【原文】
恩怨分明なるは、君子の道に非ず。徳の報ず可きは固よりなり。怨に至っては、則ち当に自ら其の怨を致せし所以を怨むべし。


【訳文】
恩と怨(うらむ)とをはっきり分けることは、君子の取るべき所の道ではない。恩恵を受けて、これに対して報いることはいうまでもない。怨恨(うらみ)に対しては、自分がなぜ怨を受けることになったのかというその原因をよく考え反省すべきである。


【所感】
恩には恩で、怨みには怨みで報いるというのは、君子の道とはいえない。恩を受けてこれに報いることは当然である。しかし怨みについては、なぜ自分がその怨みを買うことになったのかに思いを致し、自分自身を怨むべきである、と一斎先生は言います。


常に矢印を自分に向けよ、とのメッセージです。


『論語』学而第一のなかで、孔子はこう言っています。


【原文】
子曰わく、人の己を知らざるを患えず、人を知らざるを患うるなり。


【訳文】
先師が言われた。
「人が自分を知ってくれなくても憂えないが、自分が人を知らないのを憂える」(伊與田覺先生訳)

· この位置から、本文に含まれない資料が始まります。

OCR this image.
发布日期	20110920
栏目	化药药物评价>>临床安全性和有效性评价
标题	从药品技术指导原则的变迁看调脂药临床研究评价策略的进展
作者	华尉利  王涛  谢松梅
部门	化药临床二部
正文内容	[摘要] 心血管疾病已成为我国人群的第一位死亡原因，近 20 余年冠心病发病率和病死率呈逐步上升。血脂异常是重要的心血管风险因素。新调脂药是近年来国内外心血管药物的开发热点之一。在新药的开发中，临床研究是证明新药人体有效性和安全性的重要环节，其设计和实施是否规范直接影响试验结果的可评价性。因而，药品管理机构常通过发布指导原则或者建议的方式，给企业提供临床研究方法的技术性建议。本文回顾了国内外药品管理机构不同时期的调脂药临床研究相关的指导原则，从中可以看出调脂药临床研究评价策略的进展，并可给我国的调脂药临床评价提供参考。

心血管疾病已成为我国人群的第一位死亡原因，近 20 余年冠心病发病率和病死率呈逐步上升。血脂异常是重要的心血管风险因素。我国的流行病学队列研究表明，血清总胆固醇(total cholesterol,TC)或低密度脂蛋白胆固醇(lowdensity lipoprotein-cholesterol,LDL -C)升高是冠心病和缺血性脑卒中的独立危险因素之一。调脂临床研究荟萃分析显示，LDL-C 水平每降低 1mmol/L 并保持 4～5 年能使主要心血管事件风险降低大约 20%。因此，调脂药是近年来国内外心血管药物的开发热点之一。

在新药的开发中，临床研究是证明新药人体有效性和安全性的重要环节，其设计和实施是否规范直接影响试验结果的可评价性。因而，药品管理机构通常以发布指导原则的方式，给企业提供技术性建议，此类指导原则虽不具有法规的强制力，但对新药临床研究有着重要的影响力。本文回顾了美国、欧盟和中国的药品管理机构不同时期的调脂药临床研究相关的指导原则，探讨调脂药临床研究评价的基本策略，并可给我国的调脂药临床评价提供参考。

本章の後半部分は、これと同趣旨だと見てよいでしょう。


他人に怨みを買うような人は、それを何度も繰り返す傾向があります。


それは、相手を批判・非難するばかりで、自分自身の問題を省みようとしないからでしょう。


営業の世界においても、売れない営業マンは買わない理由をお客様に帰してしまいがちです。


彼らは、


「あの人は興味がないそうです」

「価格が高すぎるそうです」


といったコメントを発します。


しかし売れる営業人はそうは考えません。


「なぜ興味を惹くことができなかったのだろうか」

「どうしたらこの製品の(価格に見合った)価値を認めてもらえるだろうか」


と、常に矢印を自分に向けて営業のスキルやマインドを磨きます。


だから売れるのです。


人生という舞台で自らが主役を務めたいなら、どんな事象も矢印を自分に向けて修養を積むべきです。


掛けた恩は水に流し、受けた恩は石に刻め。


この言葉は、元々は仏教の経典にあるそうですが、良く知られた言葉です。


見返りは求めない、しかし受けた恩は決して忘れない。


人生の主役を演じきるためには、これ以上のアドバイスはありません。